At this point such tests will not provide a definitive diagnosis. With the advancing science such results might be used to diagnose in the future. People who have already tested will not have to get in the huge queue at that point, they just need the results interpreted.
 

Gingergrrl

Senior Member
Messages
16,171
My feeling on this may not be the norm but I would love to have the test run (even if there are no treatments yet) so I will have the results once future treatments become available.

I would not be doing it through GM and it would be through OMF or Laurel Crosby's group. I think this type of test could be useful for a variety of diagnoses in the future. It brings me hope to know there are researchers who are trying to solve these rare and misunderstood illnesses.

The bulk of my own focus is on autoantibody treatments vs. Metabolomics but I don't want to miss any opportunity that could possibly be of help in the future (and if I am wrong, it's a risk I am willing to take).
 

Groggy Doggy

Guest
Messages
1,130
I would be interested in participating if Gordon Medical was NOT selling nutritional supplements, vitamins, herbs, and homeopathy. To me, this is a conflict of interest and screams 'study bias'. We are all free to vote with our dollars.
 

Gingergrrl

Senior Member
Messages
16,171
I would be interested in participating if Gordon Medical was NOT selling nutritional supplements, vitamins, herbs, and homeopathy. To me, this is a conflict of interest and screams 'study bias'. We are all free to vote with our dollars.

The sample I did that was bio-banked was at OMI and they do not sell any supplements or products of any kind and I assume that Laurel Crosby's group at Stanford does not either. My goal is to have the results to discuss with my doctor (knowing my sample would never be part of any study) and then if there are treatments of any kind in the future that could even partially apply to me, I would have these results as a baseline. It is 100% my idea with no one pressuring me and it may turn out to even be a dead-end (and it still might not even be do-able)! I am at the point of leaving no stone un-turned and I feel this research in Metabolomics is solid and it will end up helping lots of illnesses, not just ME/CFS. I think Maureen Hanson, Dr. Davis, and Dr. Naviaux are all finding similar results with different sets of patients and I don't think anyone is forced to buy these supplements (but maybe I am misunderstanding)?
 

Justin30

Senior Member
Messages
1,065
I wonder if the supplements purchased go to furthering research? If you get tested will they develop a supplement plan?

Also $1500 is justifiable if going towards research.

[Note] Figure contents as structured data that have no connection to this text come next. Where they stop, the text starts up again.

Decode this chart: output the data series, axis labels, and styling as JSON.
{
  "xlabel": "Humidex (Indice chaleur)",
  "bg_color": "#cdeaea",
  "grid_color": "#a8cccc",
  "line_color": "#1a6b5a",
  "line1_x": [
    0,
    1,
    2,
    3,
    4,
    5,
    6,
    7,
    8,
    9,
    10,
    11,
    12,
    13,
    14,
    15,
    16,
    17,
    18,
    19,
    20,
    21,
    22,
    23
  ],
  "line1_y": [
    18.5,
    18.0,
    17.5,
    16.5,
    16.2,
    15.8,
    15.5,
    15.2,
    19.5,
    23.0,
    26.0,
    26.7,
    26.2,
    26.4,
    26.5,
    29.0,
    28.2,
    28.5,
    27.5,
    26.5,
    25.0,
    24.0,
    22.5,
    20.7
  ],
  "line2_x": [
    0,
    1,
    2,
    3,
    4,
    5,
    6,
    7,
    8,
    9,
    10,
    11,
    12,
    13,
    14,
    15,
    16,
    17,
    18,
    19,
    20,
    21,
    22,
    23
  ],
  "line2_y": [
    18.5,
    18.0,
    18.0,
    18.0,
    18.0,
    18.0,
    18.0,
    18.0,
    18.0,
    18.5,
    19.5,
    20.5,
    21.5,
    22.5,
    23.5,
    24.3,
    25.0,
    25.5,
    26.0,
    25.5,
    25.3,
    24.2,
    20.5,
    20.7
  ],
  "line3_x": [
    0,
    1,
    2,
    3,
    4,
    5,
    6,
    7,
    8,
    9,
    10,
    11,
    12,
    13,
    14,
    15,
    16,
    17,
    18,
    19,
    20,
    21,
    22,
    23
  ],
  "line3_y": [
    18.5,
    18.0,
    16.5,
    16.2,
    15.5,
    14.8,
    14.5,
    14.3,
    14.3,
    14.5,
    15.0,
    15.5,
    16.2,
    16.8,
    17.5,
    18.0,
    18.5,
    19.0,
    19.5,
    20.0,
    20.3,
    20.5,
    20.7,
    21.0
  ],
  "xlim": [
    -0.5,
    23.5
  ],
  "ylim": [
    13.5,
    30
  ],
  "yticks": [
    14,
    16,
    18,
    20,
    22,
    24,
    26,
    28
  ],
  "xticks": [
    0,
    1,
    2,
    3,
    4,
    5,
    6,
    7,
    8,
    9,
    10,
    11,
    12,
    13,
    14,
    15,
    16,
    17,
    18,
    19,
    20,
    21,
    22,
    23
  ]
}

Finally if you look at MEActions post on the Metabolic findings by Naviaux they all coincide with what ME experts have all discussed. Mythlation, Gut Metabolism, phospholipid metabolism, BCAA Metabolism, Amino Acid Metabolism, Cholesteral and Non Goinadal issues and more...

This all points to what experts have been saying brain, gut, immune, endocrine, etc.

I know nothing is proven and still would count as pseudoscience because the scientific community loves to research drugs predominantly. And further many brought back to some state of health from this madness have used a combination of therapies.

Let them do there work and hopefully nutritional fixes could be steps out of the cruelty of the disease as drug risks are huge in some of these complex diseases.

I to believe metabalomics is extremely promising cause many of the wacked out diseases of today were not around 100 yrs ago or at the time when the industrail revolution, mass scale agriculture, environmental toxins, etc.